An assortment of curves for fitting chemistry examples is presented in these Colby College class notes. Of particular application is the sigmoid response curve with variable "slope" for the central part of the curve:
$$ f(x) = \frac{a}{1 + e^{bx - c} } + d $$
[This is similar to the suggested logistic function proposed in the first Answer, but has four rather than three parameters allowing for the inflection points (changing sign of second derivative) to appear in a location other than at the origin.]
Such functions are inherently monotone (decreasing when $b\gt 0$ and increasing when $b\lt 0$), so they will "automatically" possess that property if you fit your data to one of these models, avoiding the tendency of polynomial curve fits to oscillations seen in your graph.
A disadvantage of this nonlinear parameterization is that computing it requires an iterative process, rather than by the direct solvers available for a linear least squares fitting as you seem to have used for the fifth degree polynomial.

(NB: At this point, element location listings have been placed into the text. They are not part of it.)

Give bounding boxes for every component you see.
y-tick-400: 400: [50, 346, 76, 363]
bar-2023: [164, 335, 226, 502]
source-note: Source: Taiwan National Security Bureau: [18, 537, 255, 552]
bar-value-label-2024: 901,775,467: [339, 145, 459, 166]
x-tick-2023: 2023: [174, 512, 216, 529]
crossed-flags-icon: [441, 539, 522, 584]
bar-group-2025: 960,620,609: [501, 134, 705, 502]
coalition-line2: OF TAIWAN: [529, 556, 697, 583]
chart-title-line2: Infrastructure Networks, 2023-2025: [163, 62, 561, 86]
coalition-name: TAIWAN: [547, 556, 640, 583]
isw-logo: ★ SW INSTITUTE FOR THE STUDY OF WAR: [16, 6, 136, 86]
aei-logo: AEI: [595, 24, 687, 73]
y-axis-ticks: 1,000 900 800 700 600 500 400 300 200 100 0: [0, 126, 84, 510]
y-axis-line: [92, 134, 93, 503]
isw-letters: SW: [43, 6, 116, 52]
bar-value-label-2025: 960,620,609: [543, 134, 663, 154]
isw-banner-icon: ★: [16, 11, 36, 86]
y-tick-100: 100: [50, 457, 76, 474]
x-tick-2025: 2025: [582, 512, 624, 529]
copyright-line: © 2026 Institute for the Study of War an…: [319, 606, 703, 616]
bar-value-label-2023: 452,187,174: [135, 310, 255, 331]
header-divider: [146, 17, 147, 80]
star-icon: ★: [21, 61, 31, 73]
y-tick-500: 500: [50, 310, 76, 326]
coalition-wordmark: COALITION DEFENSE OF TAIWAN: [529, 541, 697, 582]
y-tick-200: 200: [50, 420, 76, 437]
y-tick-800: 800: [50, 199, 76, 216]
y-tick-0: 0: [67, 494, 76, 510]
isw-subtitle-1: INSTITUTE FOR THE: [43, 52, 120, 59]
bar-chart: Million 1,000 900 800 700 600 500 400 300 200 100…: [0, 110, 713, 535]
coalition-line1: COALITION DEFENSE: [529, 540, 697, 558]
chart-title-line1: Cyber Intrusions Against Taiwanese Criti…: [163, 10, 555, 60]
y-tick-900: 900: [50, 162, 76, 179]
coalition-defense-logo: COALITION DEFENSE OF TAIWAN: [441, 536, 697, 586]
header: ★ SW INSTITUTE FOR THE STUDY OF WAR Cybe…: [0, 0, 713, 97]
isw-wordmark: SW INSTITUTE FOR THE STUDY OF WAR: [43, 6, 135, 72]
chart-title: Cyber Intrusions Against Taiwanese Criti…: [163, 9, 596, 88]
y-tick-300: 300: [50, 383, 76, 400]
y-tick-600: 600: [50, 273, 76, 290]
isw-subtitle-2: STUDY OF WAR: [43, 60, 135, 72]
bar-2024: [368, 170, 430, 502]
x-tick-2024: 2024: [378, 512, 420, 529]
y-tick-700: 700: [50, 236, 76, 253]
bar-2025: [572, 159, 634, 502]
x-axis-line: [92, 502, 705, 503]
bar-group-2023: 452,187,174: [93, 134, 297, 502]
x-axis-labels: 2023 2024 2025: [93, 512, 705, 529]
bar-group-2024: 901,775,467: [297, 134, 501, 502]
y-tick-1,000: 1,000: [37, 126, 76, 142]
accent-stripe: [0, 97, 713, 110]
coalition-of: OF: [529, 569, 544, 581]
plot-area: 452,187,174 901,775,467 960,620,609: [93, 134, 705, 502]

But nonlinear least squares fitting is often not difficult when reasonable initial estimates for the parameters are available. There are online solvers (at a glance Nonlinear Least Squares Regression suggested in the class note above seems to be intact, although a second site mentioned there returns 404:Not found). Most spreadsheets have either built-in or add-in solvers that would be capable of doing the fit. But you may find it edifying to do the fit "manually" so that you understand the roles played by the parameters.
I would start with the two extremes where the curve levels off. That is, for arguments well below the "drop-off" portion of the curve, the data appears to approach $f(0) = 360$ more or less. From this one might estimate:
$$ a + d \approx 360 $$
while the data well above the "drop-off" suggests $d \approx 130$. So we can get initial estimates for parameters $a,d$ easily.
Visually the inflection point (change from concave down to concave up) appears to occur at about $x=3.5$. Solving $f''(x) = 0$ gives us $bx = c$, thus eliminating one more parameter estimate. Finally the first derivative of $f(x)$ at the inflection point can be estimated visually from the slope exhibited by the data (although this seems rather steep, circa $600$, so less firmly estimated by sight).
The iterative procedure (nonlinear least squares regression) will seek to adjust the parameters $a,b,c,d$ to minimize the least squares measure of error:
$$ \sum_{i=1}^n (y_i - f(x_i))^2 $$
where summation is taken over the set of data $(x_i,y_i)$ from your titration experiments.